Gartner BPM Summit - Inside-Out

I just came back from the Gartner BPM Summit a couple of days ago, and I found it quite stimulating and validating. The sessions were fairly diverse and the content was palatable for both business and I.T. professionals. The keynotes were fantastic and I particularly enjoyed Peter Schwartz's talk on Scenario Building and thinking about the future. I'll probably pick-up one of his booksin the near future. On the last day of the conference, Gartner set aside 1.5 hours for "how-to" sessions. There were some tough choices to be made, because they crammed 4 very compelling sessions into the same time slot. I chose to go to Steve Towers and Terry Schurter's session on aligning processes with customer expectations. Bruce Silver's session on BPMN came in a close second. Too bad Gartner couldn't give one more slot for How-To sessions, because I really wanted to sit in on his session too! Steve and Terry's session was a boiled down version of their full BPMG training. As in the BPMG training, they focused on how BPM should be done in the context of meeting customers' expectations. That's one concept that was lacking from much of the conference--the importance of the customer in dictating how we structure our processes. I'm wondering if anyone else could help me answer the following: Why was the focus of the Summit mostly on making processes more efficient (inside-out) versus actually innovating processes to deliver on customer expectations (outside-in)?
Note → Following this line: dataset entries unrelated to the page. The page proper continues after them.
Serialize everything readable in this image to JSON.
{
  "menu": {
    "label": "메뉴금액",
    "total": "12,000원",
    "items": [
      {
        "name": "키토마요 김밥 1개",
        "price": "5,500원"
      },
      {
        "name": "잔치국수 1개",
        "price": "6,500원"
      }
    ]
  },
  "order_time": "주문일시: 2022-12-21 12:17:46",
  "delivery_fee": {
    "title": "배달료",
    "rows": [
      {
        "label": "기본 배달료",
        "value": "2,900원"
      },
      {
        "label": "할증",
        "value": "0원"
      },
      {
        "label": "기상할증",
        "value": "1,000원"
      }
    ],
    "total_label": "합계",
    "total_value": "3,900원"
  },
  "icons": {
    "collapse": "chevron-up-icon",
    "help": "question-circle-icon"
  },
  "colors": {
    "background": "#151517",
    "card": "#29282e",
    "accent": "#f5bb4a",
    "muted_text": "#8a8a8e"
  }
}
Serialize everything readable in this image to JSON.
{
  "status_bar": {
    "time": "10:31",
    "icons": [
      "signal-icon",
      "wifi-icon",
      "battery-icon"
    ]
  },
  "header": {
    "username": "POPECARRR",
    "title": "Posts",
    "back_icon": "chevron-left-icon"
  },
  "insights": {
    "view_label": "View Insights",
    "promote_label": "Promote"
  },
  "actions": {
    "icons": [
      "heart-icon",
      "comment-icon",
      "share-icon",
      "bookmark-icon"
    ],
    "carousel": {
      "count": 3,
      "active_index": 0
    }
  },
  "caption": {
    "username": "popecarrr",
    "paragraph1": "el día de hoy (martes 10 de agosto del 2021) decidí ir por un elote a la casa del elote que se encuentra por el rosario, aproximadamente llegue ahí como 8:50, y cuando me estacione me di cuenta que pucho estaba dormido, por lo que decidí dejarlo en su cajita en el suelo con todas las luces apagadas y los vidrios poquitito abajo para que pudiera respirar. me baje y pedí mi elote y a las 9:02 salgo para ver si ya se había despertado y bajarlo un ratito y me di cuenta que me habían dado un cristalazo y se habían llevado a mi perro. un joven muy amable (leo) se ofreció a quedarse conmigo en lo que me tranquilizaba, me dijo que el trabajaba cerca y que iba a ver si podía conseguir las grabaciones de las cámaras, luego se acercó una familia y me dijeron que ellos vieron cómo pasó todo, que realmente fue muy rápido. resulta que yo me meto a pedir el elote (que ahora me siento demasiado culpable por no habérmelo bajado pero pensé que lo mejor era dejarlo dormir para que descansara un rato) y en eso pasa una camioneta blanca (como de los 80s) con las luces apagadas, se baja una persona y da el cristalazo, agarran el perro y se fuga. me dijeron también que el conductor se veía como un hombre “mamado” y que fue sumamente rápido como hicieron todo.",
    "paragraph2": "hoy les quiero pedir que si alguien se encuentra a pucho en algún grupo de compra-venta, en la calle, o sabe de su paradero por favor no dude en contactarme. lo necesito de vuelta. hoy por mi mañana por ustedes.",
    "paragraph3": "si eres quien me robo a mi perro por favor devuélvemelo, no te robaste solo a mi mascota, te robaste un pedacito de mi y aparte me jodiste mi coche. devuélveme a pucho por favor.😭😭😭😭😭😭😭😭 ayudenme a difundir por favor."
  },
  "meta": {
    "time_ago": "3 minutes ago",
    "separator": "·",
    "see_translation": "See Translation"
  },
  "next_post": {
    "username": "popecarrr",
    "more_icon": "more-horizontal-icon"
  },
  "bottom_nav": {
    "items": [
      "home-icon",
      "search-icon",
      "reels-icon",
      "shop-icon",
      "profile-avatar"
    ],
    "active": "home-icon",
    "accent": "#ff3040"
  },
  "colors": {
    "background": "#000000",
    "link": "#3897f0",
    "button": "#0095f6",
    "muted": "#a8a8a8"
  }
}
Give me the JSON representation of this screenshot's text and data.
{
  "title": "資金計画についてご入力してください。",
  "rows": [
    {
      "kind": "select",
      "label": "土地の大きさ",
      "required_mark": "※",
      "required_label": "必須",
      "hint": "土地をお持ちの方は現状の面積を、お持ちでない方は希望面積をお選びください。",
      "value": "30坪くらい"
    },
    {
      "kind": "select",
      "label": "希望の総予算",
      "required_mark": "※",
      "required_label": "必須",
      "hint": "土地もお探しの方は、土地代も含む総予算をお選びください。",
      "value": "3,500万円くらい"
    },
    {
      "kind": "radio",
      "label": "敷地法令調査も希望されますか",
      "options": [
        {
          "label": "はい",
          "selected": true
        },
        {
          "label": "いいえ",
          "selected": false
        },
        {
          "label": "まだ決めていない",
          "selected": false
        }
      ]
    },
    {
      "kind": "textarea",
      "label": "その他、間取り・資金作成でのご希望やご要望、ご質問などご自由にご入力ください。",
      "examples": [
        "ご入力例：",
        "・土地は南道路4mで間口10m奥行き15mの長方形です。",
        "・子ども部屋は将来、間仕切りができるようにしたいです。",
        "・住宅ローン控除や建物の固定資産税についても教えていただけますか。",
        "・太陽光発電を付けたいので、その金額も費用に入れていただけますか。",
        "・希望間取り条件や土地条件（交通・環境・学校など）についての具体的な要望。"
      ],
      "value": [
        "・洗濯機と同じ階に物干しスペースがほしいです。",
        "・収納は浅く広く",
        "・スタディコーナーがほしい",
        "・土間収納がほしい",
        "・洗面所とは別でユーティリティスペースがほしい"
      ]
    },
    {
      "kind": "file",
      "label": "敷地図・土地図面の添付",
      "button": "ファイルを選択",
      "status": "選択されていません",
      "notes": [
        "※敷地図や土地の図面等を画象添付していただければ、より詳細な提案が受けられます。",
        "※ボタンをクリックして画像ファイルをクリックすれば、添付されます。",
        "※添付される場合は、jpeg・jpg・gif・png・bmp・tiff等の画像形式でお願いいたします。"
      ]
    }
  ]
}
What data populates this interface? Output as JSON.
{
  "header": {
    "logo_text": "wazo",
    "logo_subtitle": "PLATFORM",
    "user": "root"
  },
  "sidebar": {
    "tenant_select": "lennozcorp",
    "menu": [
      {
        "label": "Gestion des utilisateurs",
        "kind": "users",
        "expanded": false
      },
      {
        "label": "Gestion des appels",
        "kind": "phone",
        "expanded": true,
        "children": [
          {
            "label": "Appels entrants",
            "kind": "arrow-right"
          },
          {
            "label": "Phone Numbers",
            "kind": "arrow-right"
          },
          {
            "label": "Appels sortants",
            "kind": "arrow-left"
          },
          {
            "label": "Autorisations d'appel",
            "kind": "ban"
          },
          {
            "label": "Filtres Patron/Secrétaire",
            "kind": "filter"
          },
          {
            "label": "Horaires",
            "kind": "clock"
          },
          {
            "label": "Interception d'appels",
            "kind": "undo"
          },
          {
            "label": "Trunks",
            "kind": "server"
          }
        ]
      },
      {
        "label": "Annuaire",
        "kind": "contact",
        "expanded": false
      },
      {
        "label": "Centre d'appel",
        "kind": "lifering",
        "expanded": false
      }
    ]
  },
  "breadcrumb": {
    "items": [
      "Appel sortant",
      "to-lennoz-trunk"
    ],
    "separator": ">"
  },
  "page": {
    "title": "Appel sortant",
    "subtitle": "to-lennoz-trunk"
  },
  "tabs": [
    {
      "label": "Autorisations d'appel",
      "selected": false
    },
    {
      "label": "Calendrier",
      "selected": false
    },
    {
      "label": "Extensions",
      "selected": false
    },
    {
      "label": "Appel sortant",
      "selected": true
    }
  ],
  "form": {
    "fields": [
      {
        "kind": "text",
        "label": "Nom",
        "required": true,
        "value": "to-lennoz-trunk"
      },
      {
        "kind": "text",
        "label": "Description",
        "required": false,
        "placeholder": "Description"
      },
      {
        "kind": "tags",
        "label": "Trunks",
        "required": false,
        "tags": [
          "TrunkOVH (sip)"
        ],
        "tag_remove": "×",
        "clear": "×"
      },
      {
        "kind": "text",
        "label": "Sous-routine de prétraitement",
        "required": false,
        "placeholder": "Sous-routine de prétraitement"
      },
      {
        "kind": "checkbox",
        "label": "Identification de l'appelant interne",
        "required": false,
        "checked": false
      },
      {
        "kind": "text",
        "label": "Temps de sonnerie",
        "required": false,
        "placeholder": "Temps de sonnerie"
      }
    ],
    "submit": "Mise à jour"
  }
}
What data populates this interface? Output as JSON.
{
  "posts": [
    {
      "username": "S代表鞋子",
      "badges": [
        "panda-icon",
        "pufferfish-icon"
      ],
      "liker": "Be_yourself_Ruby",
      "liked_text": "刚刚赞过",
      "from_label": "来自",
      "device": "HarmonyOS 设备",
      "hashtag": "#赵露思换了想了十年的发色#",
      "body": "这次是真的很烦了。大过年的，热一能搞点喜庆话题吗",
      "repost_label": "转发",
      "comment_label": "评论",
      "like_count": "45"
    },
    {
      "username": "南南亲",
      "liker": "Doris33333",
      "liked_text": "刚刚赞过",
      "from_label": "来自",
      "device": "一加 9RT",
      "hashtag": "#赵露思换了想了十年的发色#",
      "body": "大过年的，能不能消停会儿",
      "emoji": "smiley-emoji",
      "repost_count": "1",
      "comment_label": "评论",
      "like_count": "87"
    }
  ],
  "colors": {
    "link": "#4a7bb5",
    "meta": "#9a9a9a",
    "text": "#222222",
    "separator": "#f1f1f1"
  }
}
The biggest bang actually comes from innovating processes to meet customers' expectations. Both approaches have there place, but the Summit really missed the boat on the Customer-centric approach. I'm sold on the fact that this "outside-in" approach is the way to implement BPM, but aside from Steve and Terry and only several powerpoint slides throughout the rest of the conference, the outside-in approach was absent.